Federate data with external catalogs

If your organization uses cataloging software such as CKAN, or works with other organizations that do, you can federate your hub site's data catalog to make public content more discoverable through search engines and third-party catalogs.

Note:

Every site's data catalog generates a public feed output URL that conforms to DCAT US 1.1 at <siteURL>/data.json. In early 2022, ArcGIS Hub officially migrated to a new endpoint at <siteURL>/api/feed/dcat-us/1.1.json. To learn more, see changes to DCAT configurations on ArcGIS Hub sites.

How site DCAT feeds work

Each site has a catalog (content library) containing all of the content that you want to share through the site. To federate your site’s catalog, you can share a public feed output URL that is automatically generated for every public Hub site. This catalog feed, for example: www.yourhubsite.gov/api/feed/dcat-us/1.1.json, conforms to DCAT US 1.1. You can also edit the content of your site's catalog using the DCAT configuration editor in ArcGIS Hub.

Caution:

Only data items that are shared publicly populate the <DCAT type>.json catalog.
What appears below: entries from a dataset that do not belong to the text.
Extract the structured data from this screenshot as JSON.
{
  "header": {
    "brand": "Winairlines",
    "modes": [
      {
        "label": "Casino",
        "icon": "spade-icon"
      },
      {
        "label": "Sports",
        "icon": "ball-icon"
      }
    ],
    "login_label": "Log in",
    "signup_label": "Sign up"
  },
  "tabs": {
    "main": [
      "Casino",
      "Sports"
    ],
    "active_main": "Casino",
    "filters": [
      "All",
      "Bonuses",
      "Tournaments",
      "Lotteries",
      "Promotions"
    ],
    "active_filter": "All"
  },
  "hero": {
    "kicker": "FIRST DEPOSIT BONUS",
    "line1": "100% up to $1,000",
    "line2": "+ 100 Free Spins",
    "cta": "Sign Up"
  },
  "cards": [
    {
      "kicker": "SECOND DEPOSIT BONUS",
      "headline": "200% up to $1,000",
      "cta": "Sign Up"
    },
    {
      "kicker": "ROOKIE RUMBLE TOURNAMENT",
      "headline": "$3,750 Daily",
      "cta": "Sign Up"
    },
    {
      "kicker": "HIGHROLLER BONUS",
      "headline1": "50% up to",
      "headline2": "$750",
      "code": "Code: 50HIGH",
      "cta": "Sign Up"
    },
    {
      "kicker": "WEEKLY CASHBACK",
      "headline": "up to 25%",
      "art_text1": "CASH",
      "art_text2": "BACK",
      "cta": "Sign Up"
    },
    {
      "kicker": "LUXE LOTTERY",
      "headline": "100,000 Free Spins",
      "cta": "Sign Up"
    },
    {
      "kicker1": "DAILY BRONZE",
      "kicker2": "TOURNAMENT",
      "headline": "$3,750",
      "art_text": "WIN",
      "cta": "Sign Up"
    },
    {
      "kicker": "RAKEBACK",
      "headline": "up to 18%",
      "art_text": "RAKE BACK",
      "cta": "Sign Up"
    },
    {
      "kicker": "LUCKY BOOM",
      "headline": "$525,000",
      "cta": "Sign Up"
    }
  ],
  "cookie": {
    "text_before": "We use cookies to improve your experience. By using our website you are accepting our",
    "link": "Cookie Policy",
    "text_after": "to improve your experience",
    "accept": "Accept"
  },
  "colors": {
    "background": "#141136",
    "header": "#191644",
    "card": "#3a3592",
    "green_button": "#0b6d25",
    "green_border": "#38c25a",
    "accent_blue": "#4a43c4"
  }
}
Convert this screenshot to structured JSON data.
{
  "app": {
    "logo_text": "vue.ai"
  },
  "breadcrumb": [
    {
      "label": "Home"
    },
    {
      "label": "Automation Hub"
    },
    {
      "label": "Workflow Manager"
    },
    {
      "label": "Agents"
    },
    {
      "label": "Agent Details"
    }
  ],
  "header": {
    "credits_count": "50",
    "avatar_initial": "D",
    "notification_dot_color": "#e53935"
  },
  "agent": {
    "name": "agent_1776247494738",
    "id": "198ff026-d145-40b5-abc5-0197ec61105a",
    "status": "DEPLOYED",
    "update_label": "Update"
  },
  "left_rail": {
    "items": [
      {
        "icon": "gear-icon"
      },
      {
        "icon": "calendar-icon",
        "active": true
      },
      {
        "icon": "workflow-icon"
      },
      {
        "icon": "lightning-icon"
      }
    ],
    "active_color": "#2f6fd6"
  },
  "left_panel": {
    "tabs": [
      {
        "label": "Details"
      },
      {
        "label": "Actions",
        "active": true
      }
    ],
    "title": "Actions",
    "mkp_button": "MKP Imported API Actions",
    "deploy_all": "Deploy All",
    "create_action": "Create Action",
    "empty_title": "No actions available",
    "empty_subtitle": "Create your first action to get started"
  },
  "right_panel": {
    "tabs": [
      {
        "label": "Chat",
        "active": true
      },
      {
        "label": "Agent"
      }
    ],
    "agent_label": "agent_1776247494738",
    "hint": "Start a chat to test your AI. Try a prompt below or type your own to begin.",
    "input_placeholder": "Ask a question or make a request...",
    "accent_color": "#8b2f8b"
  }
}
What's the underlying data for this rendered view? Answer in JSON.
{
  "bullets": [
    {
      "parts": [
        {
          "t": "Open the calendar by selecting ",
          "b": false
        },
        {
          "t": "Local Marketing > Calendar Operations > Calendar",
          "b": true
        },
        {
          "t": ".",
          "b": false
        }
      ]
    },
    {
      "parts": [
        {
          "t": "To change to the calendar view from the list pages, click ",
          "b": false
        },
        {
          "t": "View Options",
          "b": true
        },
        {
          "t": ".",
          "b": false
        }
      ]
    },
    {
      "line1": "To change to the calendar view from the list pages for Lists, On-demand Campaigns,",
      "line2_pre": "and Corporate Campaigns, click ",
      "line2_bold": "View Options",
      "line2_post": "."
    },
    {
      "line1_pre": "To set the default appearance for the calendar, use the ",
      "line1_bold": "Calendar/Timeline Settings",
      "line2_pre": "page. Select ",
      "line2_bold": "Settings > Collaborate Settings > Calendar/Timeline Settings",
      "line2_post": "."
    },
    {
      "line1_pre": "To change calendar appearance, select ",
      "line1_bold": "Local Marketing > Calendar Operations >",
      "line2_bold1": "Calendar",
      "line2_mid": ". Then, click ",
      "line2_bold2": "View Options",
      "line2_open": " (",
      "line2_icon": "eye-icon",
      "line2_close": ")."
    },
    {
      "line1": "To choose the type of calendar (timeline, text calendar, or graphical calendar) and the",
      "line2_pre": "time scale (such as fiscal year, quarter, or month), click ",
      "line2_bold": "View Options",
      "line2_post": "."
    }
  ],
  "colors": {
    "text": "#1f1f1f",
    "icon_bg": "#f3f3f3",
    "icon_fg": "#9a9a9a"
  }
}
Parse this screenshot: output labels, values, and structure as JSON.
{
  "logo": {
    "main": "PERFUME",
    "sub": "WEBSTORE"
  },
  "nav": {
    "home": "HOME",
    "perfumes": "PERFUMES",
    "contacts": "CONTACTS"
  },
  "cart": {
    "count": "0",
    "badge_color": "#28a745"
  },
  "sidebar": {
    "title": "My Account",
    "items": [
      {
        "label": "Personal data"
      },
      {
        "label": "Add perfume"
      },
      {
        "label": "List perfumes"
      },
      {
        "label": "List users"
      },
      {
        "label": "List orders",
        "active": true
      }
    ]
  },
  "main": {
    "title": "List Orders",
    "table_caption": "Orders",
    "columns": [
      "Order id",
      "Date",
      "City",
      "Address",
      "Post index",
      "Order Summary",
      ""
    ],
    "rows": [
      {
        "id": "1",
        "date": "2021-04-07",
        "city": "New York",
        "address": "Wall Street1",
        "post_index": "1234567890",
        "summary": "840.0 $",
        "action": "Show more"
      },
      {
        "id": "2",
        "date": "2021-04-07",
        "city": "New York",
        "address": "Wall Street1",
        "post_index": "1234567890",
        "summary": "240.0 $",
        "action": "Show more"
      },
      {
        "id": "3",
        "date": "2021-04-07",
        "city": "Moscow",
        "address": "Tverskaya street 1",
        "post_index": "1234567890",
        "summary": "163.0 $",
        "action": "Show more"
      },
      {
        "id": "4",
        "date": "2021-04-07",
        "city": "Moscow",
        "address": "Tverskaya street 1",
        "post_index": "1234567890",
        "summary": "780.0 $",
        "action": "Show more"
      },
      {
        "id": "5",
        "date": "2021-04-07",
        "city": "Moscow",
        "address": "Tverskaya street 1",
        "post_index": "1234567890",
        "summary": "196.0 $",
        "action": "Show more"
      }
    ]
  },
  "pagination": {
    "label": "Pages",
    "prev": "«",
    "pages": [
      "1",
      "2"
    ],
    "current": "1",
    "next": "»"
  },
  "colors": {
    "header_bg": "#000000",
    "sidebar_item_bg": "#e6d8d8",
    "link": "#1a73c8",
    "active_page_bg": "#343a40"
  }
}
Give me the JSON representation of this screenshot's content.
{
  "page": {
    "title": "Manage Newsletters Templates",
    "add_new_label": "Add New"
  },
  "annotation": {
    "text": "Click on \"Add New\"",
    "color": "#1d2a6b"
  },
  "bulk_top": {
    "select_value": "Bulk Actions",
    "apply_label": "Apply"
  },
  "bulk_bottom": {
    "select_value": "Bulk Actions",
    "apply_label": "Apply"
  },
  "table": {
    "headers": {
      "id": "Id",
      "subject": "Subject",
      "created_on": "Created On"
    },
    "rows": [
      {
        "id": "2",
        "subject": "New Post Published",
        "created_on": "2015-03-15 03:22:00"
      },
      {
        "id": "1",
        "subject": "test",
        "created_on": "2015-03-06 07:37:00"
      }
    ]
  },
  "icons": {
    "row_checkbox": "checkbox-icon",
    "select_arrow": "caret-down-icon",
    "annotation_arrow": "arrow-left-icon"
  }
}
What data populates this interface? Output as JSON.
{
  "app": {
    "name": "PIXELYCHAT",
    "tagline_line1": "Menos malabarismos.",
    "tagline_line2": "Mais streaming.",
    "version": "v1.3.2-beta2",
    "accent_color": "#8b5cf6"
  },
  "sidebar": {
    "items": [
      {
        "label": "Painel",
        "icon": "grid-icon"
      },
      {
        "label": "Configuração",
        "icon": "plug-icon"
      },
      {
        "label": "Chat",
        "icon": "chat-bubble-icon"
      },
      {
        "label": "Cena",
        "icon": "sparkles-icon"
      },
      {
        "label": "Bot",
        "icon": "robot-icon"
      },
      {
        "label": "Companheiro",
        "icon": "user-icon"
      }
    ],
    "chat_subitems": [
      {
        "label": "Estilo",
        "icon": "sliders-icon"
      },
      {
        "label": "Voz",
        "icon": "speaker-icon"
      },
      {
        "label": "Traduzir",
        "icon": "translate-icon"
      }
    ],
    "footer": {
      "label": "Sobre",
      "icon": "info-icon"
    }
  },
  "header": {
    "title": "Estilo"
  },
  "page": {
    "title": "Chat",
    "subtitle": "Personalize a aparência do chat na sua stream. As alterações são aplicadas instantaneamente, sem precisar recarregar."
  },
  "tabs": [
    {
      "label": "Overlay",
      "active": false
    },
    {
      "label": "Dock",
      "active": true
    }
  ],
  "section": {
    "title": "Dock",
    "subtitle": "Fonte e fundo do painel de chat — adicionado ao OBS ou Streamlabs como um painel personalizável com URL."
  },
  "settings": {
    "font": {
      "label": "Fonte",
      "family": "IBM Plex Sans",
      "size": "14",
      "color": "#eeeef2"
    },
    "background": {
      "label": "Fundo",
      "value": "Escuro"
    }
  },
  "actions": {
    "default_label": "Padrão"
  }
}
Private content within your organization cannot currently be shared or federated through the DCAT catalog method.

In the United States, you can modify the output to work specifically with the national Data.gov catalog. This type of interoperability means that you can point these third-party aggregators to a dataset's multiple download format options (.shp, .kml, and .csv files) and APIs (Geoservices, WMS, and GeoJSON) on a CKAN platform.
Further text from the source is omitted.